To Prove $\frac{1}{b}+\frac{1}{c}+\frac{1}{a} > \sqrt{a}+\sqrt{b}+\sqrt{c}$

Question

The three sides of a triangle are $a,b,c$, the area of the triangle is $0.25$, the radius of the circumcircle is $1$.

Prove that $1/b+1/c+1/a > \sqrt{a}+\sqrt{b}+\sqrt{c}$.

what I've tried:

$$\frac{1}{4} = \frac{1}{2}ab\sin C \Rightarrow ab=\frac{1}{2}\sin C \\c=2\sin C \Rightarrow \frac{1}{c}=\frac{1}{2}*\sin C $$

so, $$\frac{1}{c}=ab \Rightarrow abc=1 \Rightarrow \sqrt{abc}=1$$

now the problem becomes

$$ab+bc+ac > \frac{1}{\sqrt{ab}}+\frac{1}{\sqrt{bc}}+\frac{1}{\sqrt{ac}},$$ with $0<a\leq b\leq c\leq 2$, and $a+b>c$.

But even so I don't know how to prove it.

Any help or hint is appreciated.
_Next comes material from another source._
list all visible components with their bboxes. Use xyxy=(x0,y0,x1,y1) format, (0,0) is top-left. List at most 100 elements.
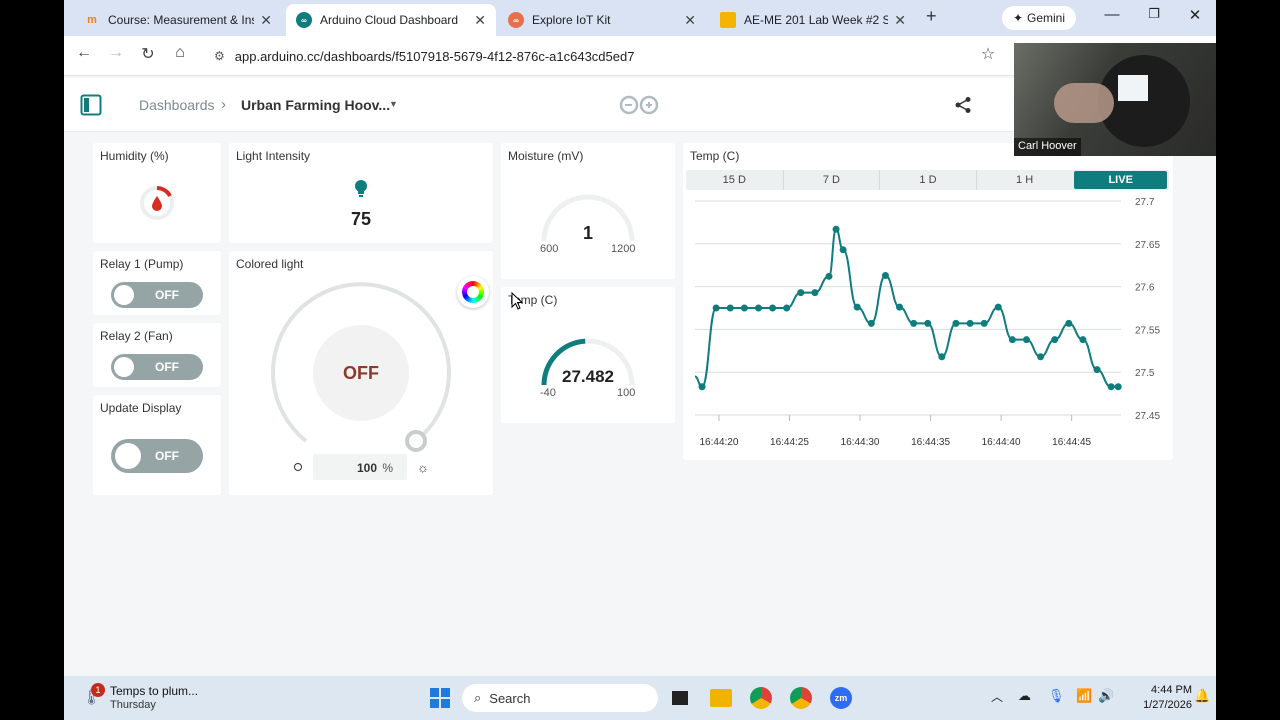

Thank you.:)

Answer 1

The following relation: $$(ab+bc+ca)(\frac{1}{b}+\frac{1}{c}+\frac{1}{a})\geq(\sqrt{a}+\sqrt{b}+\sqrt{c})^2$$ is easily obtained by C-S inequality.

Since you arleady know $abc=1$ , you can easily notice that $$ab+bc+ca=\frac{1}{b}+\frac{1}{c}+\frac{1}{a}$$ and your question becomes much easier at this point.

What you should be careful about is that when $ab+bc+ca=\sqrt{a}+\sqrt{b}+\sqrt{c}$ , you get $a=b=c=1$ , which apparently doesn't fit the condition in the original question.

Therefore, $$ab+bc+ca=\frac{1}{a}+\frac{1}{b}+\frac{1}{c}>\sqrt{a}+\sqrt{b}+\sqrt{c}$$ is proven.

Answer 2

$ \sum_{cyc}\frac{1}{a} = \frac{1}{2} \sum_{cyc}\frac{1}{a} + \frac{1}{b} \ge \sum_{cyc}\frac{1}{\sqrt {ab}} = \sum_{cyc}\sqrt {a} \,$ (using AM-GM and $abc = 1)$

EDIT: I think I missed an important point earlier that when $a = b = c = 1$, R = $\frac{1}{2\sin 60^0} = \frac{1}{\sqrt3}$ which does not meet the condition. Hence the equality is not possible.

Answer 3

Area of triangle ABC $=\frac{abc}{4R}=0.25$ where $R=1$ and a>0, b>0, c>0

$abc=1$

$\frac{1}{a}+\frac{1}{b}\geq\frac{2}{\sqrt{ab}}=\sqrt c$

$\frac{1}{b}+\frac{1}{c}\geq\frac{2}{\sqrt{bc}}=\sqrt a$

$\frac{1}{a}+\frac{1}{c}\geq\frac{2}{\sqrt{ac}}=\sqrt a$

$\frac{1}{a}+\frac{1}{b}+\frac{1}{c}\geq \sqrt a+ \sqrt b + \sqrt c$

Since equality holds when $a=b=c=1$ but Area of triangle $ABC=\frac{\sqrt3}{4}\not=0.25$

Then

$\frac{1}{a}+\frac{1}{b}+\frac{1}{c}> \sqrt a+ \sqrt b + \sqrt c$

Answer 4

By your work $abc=1$.

Let $a=x^2$, $b=y^2$ and $c=z^2$, where $x$, $y$ and $z$ are positives.

Thus, $$xyz=1$$ and we need to prove that: $$\sum_{cyc}\frac{1}{x^2}>x+y+z$$ or $$\sum_{cyc}(x^2y^2-x^2yz)>0$$ or $$\sum_{cyc}z^2(x-y)^2>0,$$ which is true because $x=y=z$ is impossible.

Indeed, let $x=y=z$.

Thus, $a=b=c=1$ and $R=\frac{1}{\sqrt3},$ which is a contradiction.